Osteoporose ist keine Krankheit, sondern eine fehlgeleitete Anpassung des Körpers an das Altern. Das ist nach Auffassung amerikanischer Wissenschaftler auch der Grund, warum Sport und Gaben von Kalzium kaum dabei helfen, einmal verlorenen Knochen wieder zu ersetzen. Um so wichtiger sei eine gezielte Vorbeugung, erklären sie in einer Mitteilung der amerikanischen Universität Binghamton.

Das Nachlassen der Knochendichte ist ein schleichender Prozess, der sich vor allem bei Frauen über fünfzig bemerkbar macht, sagt Kenneth McLeod, Bioingenieur an der Universität Binghamton. Die Betroffenen haben ein höheres Risiko, einen Bruch an Hüften, Becken oder Rücken zu erleiden.

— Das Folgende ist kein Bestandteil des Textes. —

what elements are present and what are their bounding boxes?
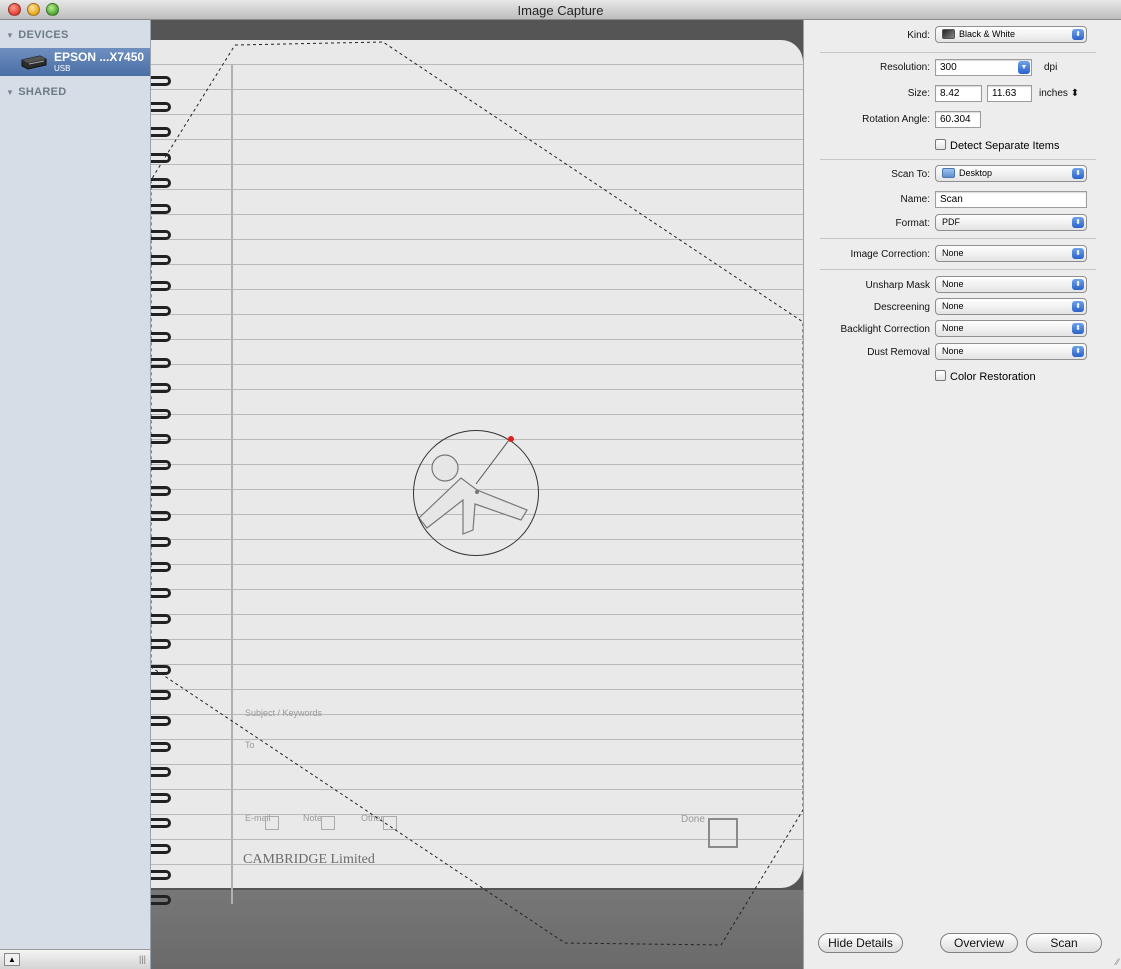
format-popup[interactable]: PDF ⬍ bbox=[935, 214, 1087, 231]
scan-settings-panel: Kind: Black & White ⬍ Resolution: 300 ▼ … bbox=[803, 20, 1121, 969]
overview-button[interactable]: Overview bbox=[940, 933, 1018, 953]
detect-separate-items-checkbox[interactable]: Detect Separate Items bbox=[935, 139, 1059, 155]
format-value: PDF bbox=[942, 217, 960, 227]
separator bbox=[820, 52, 1096, 53]
chevron-down-icon[interactable]: ▼ bbox=[1018, 61, 1030, 74]
popup-arrows-icon: ⬍ bbox=[1072, 248, 1084, 259]
black-white-icon bbox=[942, 28, 955, 39]
popup-arrows-icon: ⬍ bbox=[1072, 346, 1084, 357]
image-correction-popup[interactable]: None ⬍ bbox=[935, 245, 1087, 262]
resolution-value: 300 bbox=[940, 62, 957, 73]
scan-to-value: Desktop bbox=[959, 168, 993, 178]
size-label: Size: bbox=[907, 88, 930, 99]
scan-to-popup[interactable]: Desktop ⬍ bbox=[935, 165, 1087, 182]
height-field[interactable]: 11.63 bbox=[987, 85, 1032, 102]
popup-arrows-icon: ⬍ bbox=[1072, 29, 1084, 40]
popup-arrows-icon: ⬍ bbox=[1072, 279, 1084, 290]
rotation-ring[interactable] bbox=[413, 430, 539, 556]
size-unit-popup[interactable]: inches ⬍ bbox=[1039, 88, 1079, 99]
sidebar-bottom-bar: ▲ ||| bbox=[0, 949, 151, 969]
name-field[interactable]: Scan bbox=[935, 191, 1087, 208]
folder-icon bbox=[942, 167, 955, 178]
separator bbox=[820, 159, 1096, 160]
dust-removal-value: None bbox=[942, 346, 964, 356]
kind-popup[interactable]: Black & White ⬍ bbox=[935, 26, 1087, 43]
name-label: Name: bbox=[900, 194, 930, 205]
window-title: Image Capture bbox=[517, 3, 604, 18]
eject-icon[interactable]: ▲ bbox=[4, 953, 20, 966]
separator bbox=[820, 238, 1096, 239]
scan-preview[interactable]: Subject / Keywords To E-mail Note Other … bbox=[151, 20, 803, 969]
popup-arrows-icon: ⬍ bbox=[1072, 301, 1084, 312]
backlight-correction-value: None bbox=[942, 323, 964, 333]
scanner-icon bbox=[21, 55, 47, 70]
unsharp-mask-value: None bbox=[942, 279, 964, 289]
kind-label: Kind: bbox=[907, 30, 930, 41]
devices-section-header[interactable]: ▼ DEVICES bbox=[6, 29, 69, 41]
backlight-correction-popup[interactable]: None ⬍ bbox=[935, 320, 1087, 337]
devices-header-label: DEVICES bbox=[18, 29, 69, 41]
scan-button[interactable]: Scan bbox=[1026, 933, 1102, 953]
scan-to-label: Scan To: bbox=[891, 169, 930, 180]
unsharp-mask-label: Unsharp Mask bbox=[865, 280, 930, 291]
separator bbox=[820, 269, 1096, 270]
descreening-label: Descreening bbox=[873, 302, 930, 313]
resolution-combo[interactable]: 300 ▼ bbox=[935, 59, 1032, 76]
size-unit: inches bbox=[1039, 88, 1068, 99]
backlight-correction-label: Backlight Correction bbox=[840, 324, 930, 335]
checkbox-box[interactable] bbox=[935, 370, 946, 381]
popup-arrows-icon: ⬍ bbox=[1072, 168, 1084, 179]
color-restoration-label: Color Restoration bbox=[950, 371, 1036, 383]
popup-arrows-icon: ⬍ bbox=[1072, 217, 1084, 228]
resize-grip-icon[interactable]: ⁄⁄ bbox=[1116, 957, 1119, 967]
rotation-angle-field[interactable]: 60.304 bbox=[935, 111, 981, 128]
sidebar: ▼ DEVICES EPSON ...X7450 USB ▼ SHARED bbox=[0, 20, 151, 949]
detect-separate-label: Detect Separate Items bbox=[950, 140, 1060, 152]
updown-arrows-icon: ⬍ bbox=[1070, 88, 1080, 99]
image-correction-label: Image Correction: bbox=[850, 249, 930, 260]
device-connection: USB bbox=[54, 64, 71, 73]
unsharp-mask-popup[interactable]: None ⬍ bbox=[935, 276, 1087, 293]
checkbox-box[interactable] bbox=[935, 139, 946, 150]
dpi-unit: dpi bbox=[1044, 62, 1058, 73]
dust-removal-label: Dust Removal bbox=[867, 347, 930, 358]
resolution-label: Resolution: bbox=[879, 62, 930, 73]
hide-details-button[interactable]: Hide Details bbox=[818, 933, 903, 953]
rotation-angle-label: Rotation Angle: bbox=[862, 114, 930, 125]
disclosure-triangle-icon[interactable]: ▼ bbox=[6, 31, 14, 40]
device-name: EPSON ...X7450 bbox=[54, 50, 145, 64]
color-restoration-checkbox[interactable]: Color Restoration bbox=[935, 370, 1036, 386]
rotation-handle[interactable] bbox=[508, 436, 514, 442]
format-label: Format: bbox=[895, 218, 930, 229]
split-handle-icon[interactable]: ||| bbox=[139, 954, 146, 964]
kind-value: Black & White bbox=[959, 29, 1016, 39]
shared-header-label: SHARED bbox=[18, 86, 67, 98]
shared-section-header[interactable]: ▼ SHARED bbox=[6, 86, 66, 98]
descreening-value: None bbox=[942, 301, 964, 311]
width-field[interactable]: 8.42 bbox=[935, 85, 982, 102]
descreening-popup[interactable]: None ⬍ bbox=[935, 298, 1087, 315]
popup-arrows-icon: ⬍ bbox=[1072, 323, 1084, 334]
disclosure-triangle-icon[interactable]: ▼ bbox=[6, 88, 14, 97]
sidebar-item-epson-scanner[interactable]: EPSON ...X7450 USB bbox=[0, 48, 150, 76]
image-correction-value: None bbox=[942, 248, 964, 258]
title-bar: Image Capture bbox=[0, 0, 1121, 20]
dust-removal-popup[interactable]: None ⬍ bbox=[935, 343, 1087, 360]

Bisherige Versuche, Osteoporose rückgängig zu machen, sind gescheitert, erklärt der Forscher. Wenn man den Knochenschwund aber als eine nicht geglückte Anpassung des Organismus an Veränderungen im Körper betrachtet, könne man zumindest diesem Prozess entgegenwirken. Dabei hilft, Kalzium in ausreichenden Mengen zu sich zu nehmen, da ohne Kalzium auch die Stoffwechselprozesse im noch bestehenden Knochen gestört werden.

Außerdem scheint alles zu helfen, was die Bewegung von Flüssigkeiten um und im Knochen antreibt. Hier hilft vor allem Bewegung. Außerdem haben McLeod und seine Kollegen beobachtet, dass energiereiche Muskelfasern, die nur langsam ermüden, so genannte Typ II A-Fasern, dem Knochenschwund vorbeugen. Moderater Sport wie etwa Wandern hilft jedoch nicht beim Aufbau dieser Fasern, sagt McLeod. Dazu sei vielmehr ein spezielles Training unter Anleitung notwendig.